13 Ekim 2014 Pazartesi

Filmekimi 2014: Whiplash


[Okurken dinlemeniz için müzik önerisi.]

Bu yılın başından beri çeşitli festivallerde adını son derece yüksek övgülerle duyuran Whiplash, Filmekimi kapsamında Türk seyircilere de nasip oldu.

Whiplash, Miles Teller ve usta karakter oyuncusu J. K. Simmons’ın canlandırdığı iki caz müzisyeni arasındaki gergin dinamiği hikâye ediyor. Genç Andrew’un (Teller) en büyük hayali, dünyanın en iyi caz bateristlerinden biri olmaktır. Disiplinli ve sözünü sakınmayan konservatuar öğretmeni Terence Fletcher’ın (Simmons) gözüne girmeyi çok isteyen Andrew, bu yolda her şeyi göze alacaktır.

“Caz müziğin Black Swan’ı” olarak nitelendirebileceğim film, bana göre “kendini sanatına adayan sosyopat artist” klişesini Black Swan’dan çok daha iyi satıyor. O filmdeki eğreti gerilim öğelerini hiç mi hiç sevememiş bir izleyici olarak, Whiplash’ın “en iyisi olmak isteyen ruh hastası sanatçı” yaklaşımını daha temeli sağlam, daha gerçekçi buldum.

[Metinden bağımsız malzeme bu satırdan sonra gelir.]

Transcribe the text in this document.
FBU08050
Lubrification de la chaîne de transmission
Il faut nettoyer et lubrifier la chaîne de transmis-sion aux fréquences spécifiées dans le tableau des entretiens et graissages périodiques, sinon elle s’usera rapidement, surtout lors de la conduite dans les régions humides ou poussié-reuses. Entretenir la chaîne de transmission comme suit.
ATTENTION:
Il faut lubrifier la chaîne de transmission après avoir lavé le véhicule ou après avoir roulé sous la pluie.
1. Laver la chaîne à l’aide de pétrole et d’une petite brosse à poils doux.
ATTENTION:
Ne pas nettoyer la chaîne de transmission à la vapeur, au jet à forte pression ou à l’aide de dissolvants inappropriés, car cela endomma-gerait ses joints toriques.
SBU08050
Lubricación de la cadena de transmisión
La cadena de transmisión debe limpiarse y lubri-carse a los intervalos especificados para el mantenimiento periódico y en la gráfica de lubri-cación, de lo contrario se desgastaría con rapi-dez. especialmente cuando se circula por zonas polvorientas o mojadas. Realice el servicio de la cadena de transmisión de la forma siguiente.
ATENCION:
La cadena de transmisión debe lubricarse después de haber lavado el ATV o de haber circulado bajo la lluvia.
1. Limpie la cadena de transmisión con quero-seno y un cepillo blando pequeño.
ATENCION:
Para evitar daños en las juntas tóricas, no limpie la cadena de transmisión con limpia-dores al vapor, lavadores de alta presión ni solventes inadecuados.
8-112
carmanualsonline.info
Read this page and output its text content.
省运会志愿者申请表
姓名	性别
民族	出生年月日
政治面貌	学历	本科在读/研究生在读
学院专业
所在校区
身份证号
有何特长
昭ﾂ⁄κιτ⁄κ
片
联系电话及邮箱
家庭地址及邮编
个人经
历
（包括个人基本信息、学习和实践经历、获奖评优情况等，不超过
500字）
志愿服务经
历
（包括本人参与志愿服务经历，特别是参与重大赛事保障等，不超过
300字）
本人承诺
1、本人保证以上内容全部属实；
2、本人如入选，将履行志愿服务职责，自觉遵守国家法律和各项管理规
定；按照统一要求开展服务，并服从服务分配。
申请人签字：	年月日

Fakat karakterlerdeki gerçeklik duygusu, onları daha iyi anlamama – veya sevmeme –  yardımcı olmadı. Başroldeki Miles Teller’ın, her filminde aynı “kendine fazla güvenen, ukala, sinir bozucu Amerikan genci” rolünü oynadığını düşünürdüm ve çok itici bulurdum (bkz. The Spectacular Now). Burada aynı tarzda değil ama, yeni bir iticilik seviyesi yakalamış sanki: The Social Network / Jesse Eisenberg stili, “çok zekiyim ama siz anlamıyorsunuz” gergini, iletişim fakiri, sinir bozucu Amerikan genci!

Fakat oynadıkları antipatik karakterleri bir yana bırakırsak, iki oyuncunun da rollerinin gerektirdiği fiziksel ve duygusal kapasiteyi hakkını vererek doldurduklarını söylememiz lazım. Miles Teller’ın adeta kendinden geçerek oynadığı prova ve konser sahnelerindeki harika müzik ve kulak dolduran ses miksajı için, iyi bir sinemada görülmesini tavsiye ediyorum.